Morgan Stanley (MS 0.93%) analyst James Faucette has a price target on Mastercard (MA -0.20%) -- one of the top dogs in the payments industry -- of $441. This implies almost a 50% upside from today’s prices and a 55% rise from the stock’s 52-week low.
These price targets set by analysts are only projecting the next 12 months, much shorter than the long-term investor’s time horizon. However, it does show that Wall Street is optimistic about the company moving forward. Let’s find out why Faucette might be so excited about Mastercard’s future.
A weak economy is bringing down only the stock
In 2022 alone, Mastercard is down nearly 18%, despite the business's continued success. Most investors fear that because the United States is seemingly on the verge of a recession and inflation is high, Mastercard will see less payment volume as consumers spend less money. However, that wasn’t the case in the company’s second quarter. While consumers might be changing what they are buying, Mastercard didn’t see much change in how much consumers are spending.
Investors can see this in the company’s healthy Q2 financial report. Gross dollar volume worldwide reached $2.1 trillion for Mastercard during Q2, which represented a 14% jump from the year-ago period -- showing that consumers aren’t slowing down their spending. This helped Q2 revenue jump 27% on a currency-neutral basis to $5.5 billion.

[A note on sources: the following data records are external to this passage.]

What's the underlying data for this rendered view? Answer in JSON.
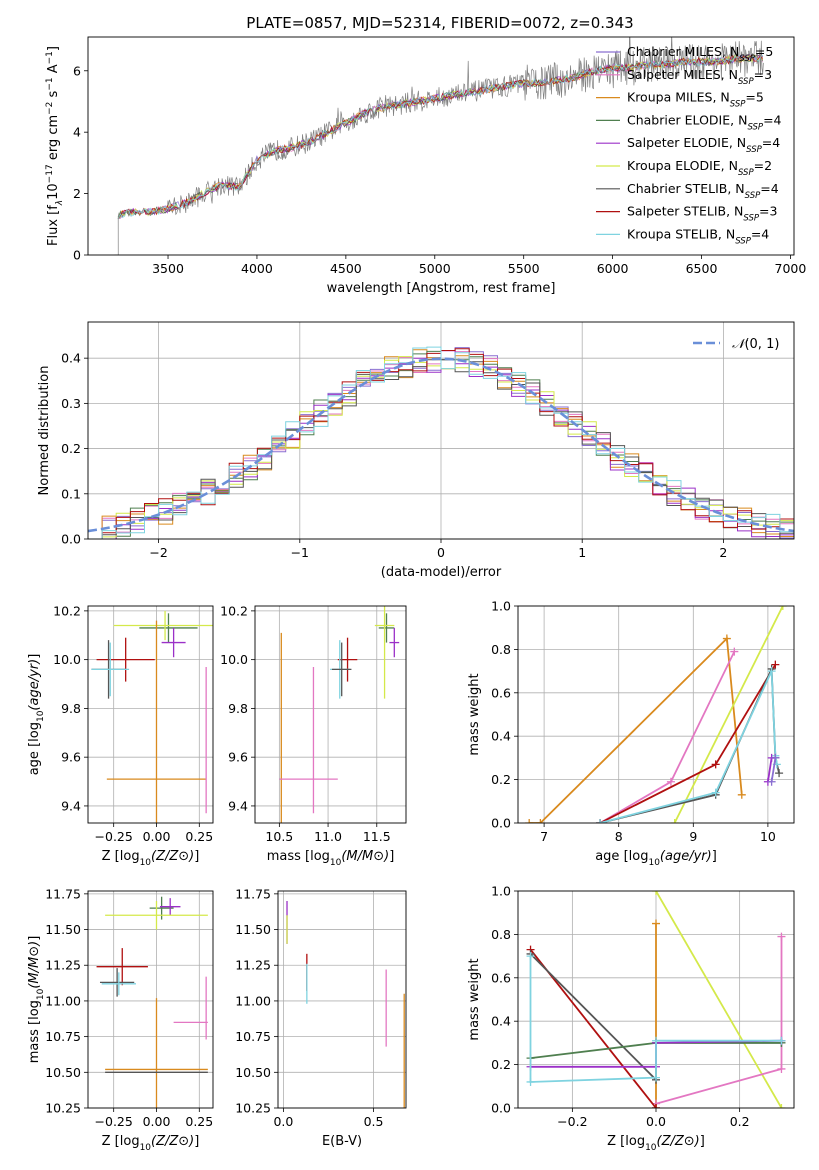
{
  "figure": {
    "title": "PLATE=0857, MJD=52314, FIBERID=0072, z=0.343"
  },
  "legend_entries": [
    {
      "label": "Chabrier MILES, N$_{SSP}$=5",
      "display": "Chabrier MILES, N",
      "sub": "SSP",
      "suffix": "=5",
      "color": "#8a6fd1"
    },
    {
      "label": "Salpeter MILES, N$_{SSP}$=3",
      "display": "Salpeter MILES, N",
      "sub": "SSP",
      "suffix": "=3",
      "color": "#e377c2"
    },
    {
      "label": "Kroupa MILES, N$_{SSP}$=5",
      "display": "Kroupa MILES, N",
      "sub": "SSP",
      "suffix": "=5",
      "color": "#d98a1e"
    },
    {
      "label": "Chabrier ELODIE, N$_{SSP}$=4",
      "display": "Chabrier ELODIE, N",
      "sub": "SSP",
      "suffix": "=4",
      "color": "#4f7f4f"
    },
    {
      "label": "Salpeter ELODIE, N$_{SSP}$=4",
      "display": "Salpeter ELODIE, N",
      "sub": "SSP",
      "suffix": "=4",
      "color": "#9b30c8"
    },
    {
      "label": "Kroupa ELODIE, N$_{SSP}$=2",
      "display": "Kroupa ELODIE, N",
      "sub": "SSP",
      "suffix": "=2",
      "color": "#d4e94a"
    },
    {
      "label": "Chabrier STELIB, N$_{SSP}$=4",
      "display": "Chabrier STELIB, N",
      "sub": "SSP",
      "suffix": "=4",
      "color": "#555555"
    },
    {
      "label": "Salpeter STELIB, N$_{SSP}$=3",
      "display": "Salpeter STELIB, N",
      "sub": "SSP",
      "suffix": "=3",
      "color": "#b01010"
    },
    {
      "label": "Kroupa STELIB, N$_{SSP}$=4",
      "display": "Kroupa STELIB, N",
      "sub": "SSP",
      "suffix": "=4",
      "color": "#7fd3e0"
    }
  ],
  "chart_data": [
    {
      "type": "line",
      "title": "PLATE=0857, MJD=52314, FIBERID=0072, z=0.343",
      "xlabel": "wavelength [Angstrom, rest frame]",
      "ylabel_parts": [
        "Flux [f",
        "λ",
        "10",
        "−17",
        " erg cm",
        "−2",
        " s",
        "−1",
        " A",
        "−1",
        "]"
      ],
      "xlim": [
        3050,
        7020
      ],
      "ylim": [
        0,
        7.1
      ],
      "xticks": [
        3500,
        4000,
        4500,
        5000,
        5500,
        6000,
        6500,
        7000
      ],
      "yticks": [
        0,
        2,
        4,
        6
      ],
      "grid": false,
      "legend": "right",
      "data_color": "#808080",
      "x": [
        3220,
        3300,
        3400,
        3500,
        3600,
        3700,
        3800,
        3900,
        4000,
        4100,
        4200,
        4300,
        4400,
        4500,
        4600,
        4700,
        4800,
        4900,
        5000,
        5100,
        5200,
        5300,
        5400,
        5500,
        5600,
        5700,
        5800,
        5900,
        6000,
        6100,
        6200,
        6300,
        6400,
        6500,
        6600,
        6700,
        6800,
        6850
      ],
      "flux": [
        1.3,
        1.4,
        1.4,
        1.5,
        1.7,
        2.0,
        2.3,
        2.2,
        3.1,
        3.4,
        3.5,
        3.7,
        4.0,
        4.3,
        4.6,
        4.8,
        4.9,
        5.0,
        5.1,
        5.2,
        5.3,
        5.4,
        5.5,
        5.6,
        5.6,
        5.7,
        5.8,
        6.0,
        6.1,
        6.1,
        6.2,
        6.2,
        6.3,
        6.3,
        6.3,
        6.4,
        6.4,
        6.4
      ]
    },
    {
      "type": "line",
      "xlabel": "(data-model)/error",
      "ylabel": "Normed distribution",
      "xlim": [
        -2.5,
        2.5
      ],
      "ylim": [
        0,
        0.48
      ],
      "xticks": [
        -2,
        -1,
        0,
        1,
        2
      ],
      "yticks": [
        0.0,
        0.1,
        0.2,
        0.3,
        0.4
      ],
      "grid": true,
      "legend": "top-right",
      "reference": {
        "label": "𝒩(0,1)",
        "label_main": "𝒩",
        "label_args": "(0, 1)",
        "mu": 0,
        "sigma": 1,
        "color": "#6a8fd8"
      },
      "bin_width": 0.1
    },
    {
      "type": "scatter",
      "xlabel": "Z [log10(Z/Z⊙)]",
      "ylabel": "age  [log10(age/yr)]",
      "xlim": [
        -0.4,
        0.33
      ],
      "ylim": [
        9.33,
        10.22
      ],
      "xticks": [
        -0.25,
        0.0,
        0.25
      ],
      "yticks": [
        9.4,
        9.6,
        9.8,
        10.0,
        10.2
      ],
      "points": [
        {
          "x": -0.18,
          "y": 10.0,
          "xerr": 0.17,
          "yerr": 0.09,
          "series": 7
        },
        {
          "x": -0.28,
          "y": 9.96,
          "xerr": 0.1,
          "yerr": 0.12,
          "series": 6
        },
        {
          "x": -0.27,
          "y": 9.96,
          "xerr": 0.11,
          "yerr": 0.11,
          "series": 8
        },
        {
          "x": 0.07,
          "y": 10.13,
          "xerr": 0.17,
          "yerr": 0.06,
          "series": 3
        },
        {
          "x": 0.1,
          "y": 10.07,
          "xerr": 0.07,
          "yerr": 0.06,
          "series": 4
        },
        {
          "x": 0.05,
          "y": 10.14,
          "xerr": 0.3,
          "yerr": 0.06,
          "series": 5
        },
        {
          "x": 0.0,
          "y": 9.51,
          "xerr": 0.29,
          "yerr": 0.65,
          "series": 2
        },
        {
          "x": 0.29,
          "y": 9.67,
          "xerr": 0.0,
          "yerr": 0.3,
          "series": 1
        }
      ]
    },
    {
      "type": "scatter",
      "xlabel": "mass [log10(M/M⊙)]",
      "xlim": [
        10.25,
        11.8
      ],
      "ylim": [
        9.33,
        10.22
      ],
      "xticks": [
        10.5,
        11.0,
        11.5
      ],
      "yticks": [
        9.4,
        9.6,
        9.8,
        10.0,
        10.2
      ],
      "points": [
        {
          "x": 11.2,
          "y": 10.0,
          "xerr": 0.1,
          "yerr": 0.09,
          "series": 7
        },
        {
          "x": 11.12,
          "y": 9.96,
          "xerr": 0.1,
          "yerr": 0.12,
          "series": 8
        },
        {
          "x": 11.14,
          "y": 9.96,
          "xerr": 0.1,
          "yerr": 0.11,
          "series": 6
        },
        {
          "x": 11.6,
          "y": 10.13,
          "xerr": 0.08,
          "yerr": 0.06,
          "series": 3
        },
        {
          "x": 11.68,
          "y": 10.07,
          "xerr": 0.05,
          "yerr": 0.06,
          "series": 4
        },
        {
          "x": 11.58,
          "y": 10.14,
          "xerr": 0.1,
          "yerr": 0.3,
          "series": 5
        },
        {
          "x": 10.52,
          "y": 9.51,
          "xerr": 0.0,
          "yerr": 0.6,
          "series": 2
        },
        {
          "x": 10.8,
          "y": 9.51,
          "xerr": 0.3,
          "yerr": 0.0,
          "series": 1
        },
        {
          "x": 10.85,
          "y": 9.67,
          "xerr": 0.0,
          "yerr": 0.3,
          "series": 1
        }
      ]
    },
    {
      "type": "line",
      "xlabel": "age  [log10(age/yr)]",
      "ylabel": "mass weight",
      "xlim": [
        6.65,
        10.35
      ],
      "ylim": [
        0,
        1.0
      ],
      "xticks": [
        7,
        8,
        9,
        10
      ],
      "yticks": [
        0.0,
        0.2,
        0.4,
        0.6,
        0.8,
        1.0
      ],
      "grid": true,
      "series": [
        {
          "series": 2,
          "x": [
            6.8,
            6.95,
            9.45,
            9.65
          ],
          "y": [
            0.0,
            0.0,
            0.85,
            0.13
          ]
        },
        {
          "series": 1,
          "x": [
            7.75,
            8.7,
            9.55
          ],
          "y": [
            0.0,
            0.19,
            0.79
          ]
        },
        {
          "series": 5,
          "x": [
            8.75,
            10.2
          ],
          "y": [
            0.0,
            1.0
          ]
        },
        {
          "series": 7,
          "x": [
            7.75,
            9.3,
            10.1
          ],
          "y": [
            0.0,
            0.27,
            0.73
          ]
        },
        {
          "series": 6,
          "x": [
            7.75,
            9.3,
            10.05,
            10.1,
            10.15
          ],
          "y": [
            0.0,
            0.13,
            0.71,
            0.3,
            0.23
          ]
        },
        {
          "series": 8,
          "x": [
            7.75,
            9.3,
            10.05,
            10.1,
            10.12
          ],
          "y": [
            0.0,
            0.14,
            0.7,
            0.31,
            0.27
          ]
        },
        {
          "series": 4,
          "x": [
            10.0,
            10.05,
            10.1
          ],
          "y": [
            0.19,
            0.3,
            0.3
          ]
        },
        {
          "series": 0,
          "x": [
            10.05,
            10.1
          ],
          "y": [
            0.19,
            0.3
          ]
        }
      ]
    },
    {
      "type": "scatter",
      "xlabel": "Z [log10(Z/Z⊙)]",
      "ylabel": "mass [log10(M/M⊙)]",
      "xlim": [
        -0.4,
        0.33
      ],
      "ylim": [
        10.25,
        11.77
      ],
      "xticks": [
        -0.25,
        0.0,
        0.25
      ],
      "yticks": [
        10.25,
        10.5,
        10.75,
        11.0,
        11.25,
        11.5,
        11.75
      ],
      "points": [
        {
          "x": -0.2,
          "y": 11.24,
          "xerr": 0.15,
          "yerr": 0.13,
          "series": 7
        },
        {
          "x": -0.23,
          "y": 11.13,
          "xerr": 0.1,
          "yerr": 0.1,
          "series": 6
        },
        {
          "x": -0.22,
          "y": 11.12,
          "xerr": 0.1,
          "yerr": 0.08,
          "series": 8
        },
        {
          "x": 0.03,
          "y": 11.65,
          "xerr": 0.07,
          "yerr": 0.08,
          "series": 3
        },
        {
          "x": 0.08,
          "y": 11.66,
          "xerr": 0.06,
          "yerr": 0.06,
          "series": 4
        },
        {
          "x": 0.0,
          "y": 11.6,
          "xerr": 0.3,
          "yerr": 0.1,
          "series": 5
        },
        {
          "x": 0.0,
          "y": 10.52,
          "xerr": 0.3,
          "yerr": 0.5,
          "series": 2
        },
        {
          "x": 0.0,
          "y": 10.5,
          "xerr": 0.3,
          "yerr": 0.0,
          "series": 6
        },
        {
          "x": 0.29,
          "y": 10.95,
          "xerr": 0.0,
          "yerr": 0.22,
          "series": 1
        },
        {
          "x": 0.2,
          "y": 10.85,
          "xerr": 0.1,
          "yerr": 0.0,
          "series": 1
        }
      ]
    },
    {
      "type": "scatter",
      "xlabel": "E(B-V)",
      "xlim": [
        -0.03,
        0.68
      ],
      "ylim": [
        10.25,
        11.77
      ],
      "xticks": [
        0.0,
        0.5
      ],
      "yticks": [
        10.25,
        10.5,
        10.75,
        11.0,
        11.25,
        11.5,
        11.75
      ],
      "points": [
        {
          "x": 0.02,
          "y": 11.55,
          "xerr": 0.0,
          "yerr": 0.15,
          "series": 4
        },
        {
          "x": 0.02,
          "y": 11.5,
          "xerr": 0.0,
          "yerr": 0.1,
          "series": 5
        },
        {
          "x": 0.13,
          "y": 11.2,
          "xerr": 0.0,
          "yerr": 0.13,
          "series": 7
        },
        {
          "x": 0.13,
          "y": 11.12,
          "xerr": 0.0,
          "yerr": 0.14,
          "series": 8
        },
        {
          "x": 0.57,
          "y": 10.95,
          "xerr": 0.0,
          "yerr": 0.27,
          "series": 1
        },
        {
          "x": 0.67,
          "y": 10.6,
          "xerr": 0.0,
          "yerr": 0.45,
          "series": 2
        }
      ]
    },
    {
      "type": "line",
      "xlabel": "Z [log10(Z/Z⊙)]",
      "ylabel": "mass weight",
      "xlim": [
        -0.33,
        0.33
      ],
      "ylim": [
        0,
        1.0
      ],
      "xticks": [
        -0.2,
        0.0,
        0.2
      ],
      "yticks": [
        0.0,
        0.2,
        0.4,
        0.6,
        0.8,
        1.0
      ],
      "grid": true,
      "series": [
        {
          "series": 5,
          "x": [
            0.0,
            0.3
          ],
          "y": [
            1.0,
            0.0
          ]
        },
        {
          "series": 2,
          "x": [
            0.0,
            0.0
          ],
          "y": [
            0.0,
            0.85
          ]
        },
        {
          "series": 1,
          "x": [
            0.0,
            0.3,
            0.3
          ],
          "y": [
            0.02,
            0.18,
            0.79
          ]
        },
        {
          "series": 7,
          "x": [
            -0.3,
            0.0,
            0.0
          ],
          "y": [
            0.73,
            0.0,
            0.0
          ]
        },
        {
          "series": 6,
          "x": [
            -0.3,
            0.0,
            0.0,
            0.3
          ],
          "y": [
            0.71,
            0.13,
            0.3,
            0.3
          ]
        },
        {
          "series": 3,
          "x": [
            -0.3,
            0.0,
            0.3
          ],
          "y": [
            0.23,
            0.3,
            0.3
          ]
        },
        {
          "series": 4,
          "x": [
            -0.3,
            0.0,
            0.0,
            0.3
          ],
          "y": [
            0.19,
            0.19,
            0.3,
            0.31
          ]
        },
        {
          "series": 8,
          "x": [
            -0.3,
            -0.3,
            0.0,
            0.0,
            0.3
          ],
          "y": [
            0.7,
            0.12,
            0.14,
            0.31,
            0.31
          ]
        }
      ]
    }
  ]
}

This combination of growth and a stock price drop has resulted in an appealing valuation for Mastercard. Right now, the company trades at 30 times earnings -- nearly its lowest valuation in five years. There’s been only one other time over that period Mastercard fell this low: The COVID crash of 2020.
The money keeps coming in
This sustained activity for Mastercard helped the company see jaw-dropping profitability. During the first two quarters, net income surpassed $4.9 billion as operating cash flow reached $4.2 billion.
With this much cash generated, Mastercard has rewarded shareholders very nicely. Mastercard has cut its number of outstanding shares by almost 10% over the past five years while paying investors a tidy dividend with a yield of 0.66%.
There’s also reason to believe its buybacks and dividend yield could rise over time. The dividend Mastercard currently pays represents only 19% of earnings, so the company could (in theory) pay a much higher dividend by using more of its profits. This could come to fruition as the company matures and reinvests less into the business. Additionally, the company could significantly ramp up its buyback program. Year to date, Mastercard repurchased $4.8 billion of stock. However, the company has over $6.7 billion left in its authorization, leaving plenty of room to accelerate its buyback program.
All of this means more benefits for existing shareholders. Not only are the current actions attractive, but patient investors should expect even more shareholder-friendly actions over the coming years.
Why Mastercard looks strong for the long haul
Mastercard is a dominant force in the payments industry, with control of 23% of total credit card purchase volume in 2020. That market saturation is behind only Visa (V 0.16%). However, Mastercard and Visa combined control almost all the rails of the payments processing space, making it difficult (and expensive) to upend Mastercard’s position.
Additionally, maintaining security levels and scalability would be extremely difficult for an emerging rival. Even if legislation enabled increased competition, it would be tough for smaller players to provide the same security and widespread offering that Mastercard and Visa do.
With disruption an unlikely risk, Mastercard is likely to continue conquering the market. That would help the company maintain its steady cash flows, which it can distribute to happy shareholders over the long haul.
Faucette is correct: The next 12 months could look incredibly bright for Mastercard. So do the next five years, however. The company’s leadership is unlikely to end, so investors can feel safe owning this dividend payer for the long haul. At its current valuation, Mastercard looks like an outstanding opportunity to buy now and never sell.